Search code examples
pythonhtmlweb-scrapingexport-to-excelxlsxwriter

pasting to excel with python


When I manually paste the text of a website with tables into excel, the tables retain placement and cell shading. Trying the same with excel packages like xlsxwriter only allows me to paste the entirety of the text in one cell. Is there a way around this?


Solution

  • The clipboard and pasting are actually rather more complex than you might think as a user - and their behaviour can be very application-specific, at both the copy-from and paste-to ends. This is A Good Thing for users because it means you can get nice transformations like the one you are seeing from a html table into Excel.

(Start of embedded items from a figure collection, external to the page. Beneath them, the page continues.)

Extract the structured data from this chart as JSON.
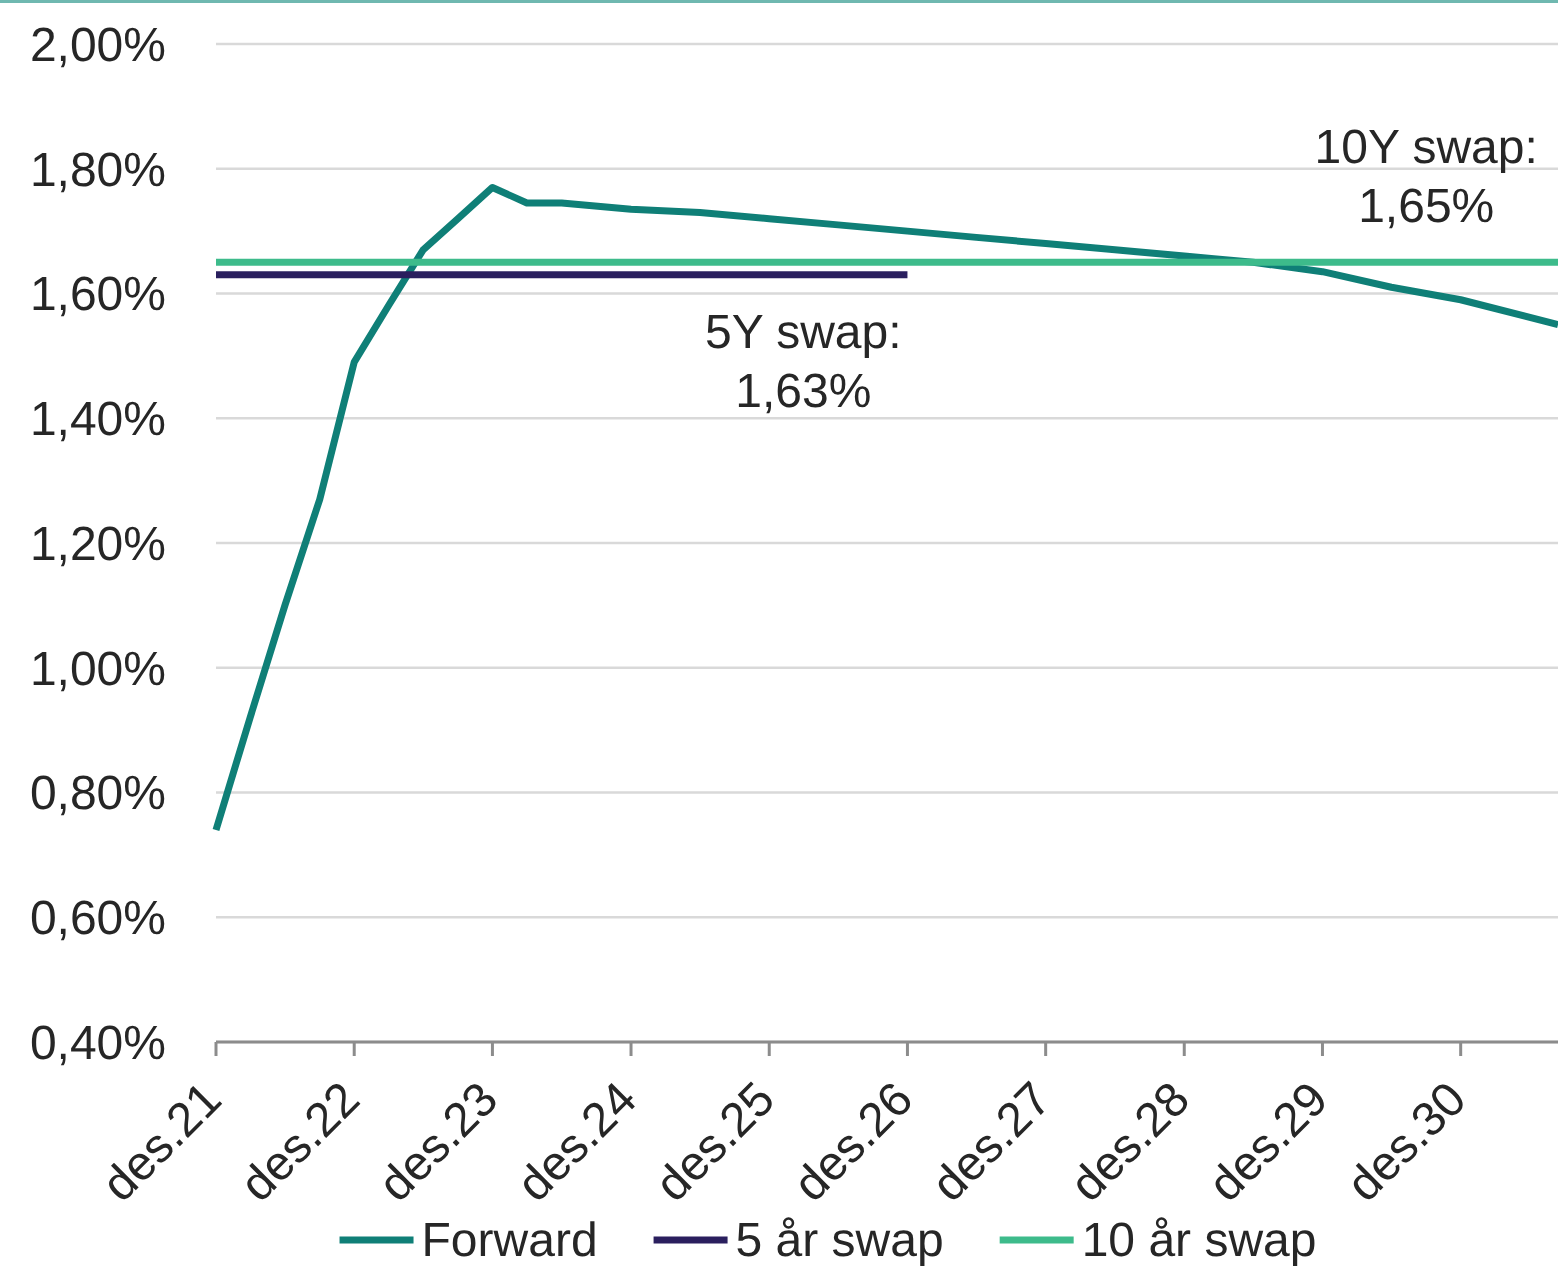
{
  "chart_data": {
    "type": "line",
    "xlim": [
      "2021-12-01",
      "2031-08-15"
    ],
    "xticks": [
      {
        "value": "2021-12",
        "label": "des.21"
      },
      {
        "value": "2022-12",
        "label": "des.22"
      },
      {
        "value": "2023-12",
        "label": "des.23"
      },
      {
        "value": "2024-12",
        "label": "des.24"
      },
      {
        "value": "2025-12",
        "label": "des.25"
      },
      {
        "value": "2026-12",
        "label": "des.26"
      },
      {
        "value": "2027-12",
        "label": "des.27"
      },
      {
        "value": "2028-12",
        "label": "des.28"
      },
      {
        "value": "2029-12",
        "label": "des.29"
      },
      {
        "value": "2030-12",
        "label": "des.30"
      }
    ],
    "ylim": [
      0.4,
      2.0
    ],
    "yticks": [
      {
        "value": 0.4,
        "label": "0,40%"
      },
      {
        "value": 0.6,
        "label": "0,60%"
      },
      {
        "value": 0.8,
        "label": "0,80%"
      },
      {
        "value": 1.0,
        "label": "1,00%"
      },
      {
        "value": 1.2,
        "label": "1,20%"
      },
      {
        "value": 1.4,
        "label": "1,40%"
      },
      {
        "value": 1.6,
        "label": "1,60%"
      },
      {
        "value": 1.8,
        "label": "1,80%"
      },
      {
        "value": 2.0,
        "label": "2,00%"
      }
    ],
    "grid": "y",
    "legend": "bottom",
    "series": [
      {
        "name": "Forward",
        "color": "#0f7f77",
        "x": [
          "2021-12",
          "2022-03",
          "2022-06",
          "2022-09",
          "2022-12",
          "2023-03",
          "2023-06",
          "2023-09",
          "2023-12",
          "2024-03",
          "2024-06",
          "2024-12",
          "2025-06",
          "2025-12",
          "2026-06",
          "2026-12",
          "2027-06",
          "2027-12",
          "2028-06",
          "2028-12",
          "2029-06",
          "2029-12",
          "2030-06",
          "2030-12",
          "2031-08-15"
        ],
        "values": [
          0.74,
          0.92,
          1.1,
          1.27,
          1.49,
          1.58,
          1.67,
          1.72,
          1.77,
          1.745,
          1.745,
          1.735,
          1.73,
          1.72,
          1.71,
          1.7,
          1.69,
          1.68,
          1.67,
          1.66,
          1.65,
          1.635,
          1.61,
          1.59,
          1.55
        ]
      },
      {
        "name": "5 år swap",
        "color": "#2a1f5e",
        "x": [
          "2021-12",
          "2026-12"
        ],
        "values": [
          1.63,
          1.63
        ]
      },
      {
        "name": "10 år swap",
        "color": "#3dbb8b",
        "x": [
          "2021-12",
          "2031-08-15"
        ],
        "values": [
          1.65,
          1.65
        ]
      }
    ],
    "annotations": [
      {
        "text": "5Y swap:\n1,63%",
        "x": "2026-03",
        "y": 1.63
      },
      {
        "text": "10Y swap:\n1,65%",
        "x": "2030-09",
        "y": 1.65
      }
    ]
  }
}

    When something is copied onto clipboard the copied-from app can (if it wants to) provide several different formats (e.g. raw text, rtf-formatted text, etc.). Apparently when copying from Microsoft Word it puits whatever you copied onto the clipboard in 13 different formats - see https://code.google.com/p/clipboardviewer/.

    When pasting the receiving app can choose from the formats available, and of course can further process whichever format it chooses. So between your browser and excel, maybe at the Excel end, something is recognizing that the source is a table and treating the html nicely. You aren't using copy/paste, so I'm afraid you will have to implement the processing of the html yourself - put the raw text into the target cell (and cells below/right) is the easy bit, you will also have to write code to extract and apply text formatting, colour of cell, text alignment, etc. I don't know if it's possible, but if you can get it to work it might be neat to use python to automate the gui copy/paste operations, so copy/paste work as if you were pressing the keys manually.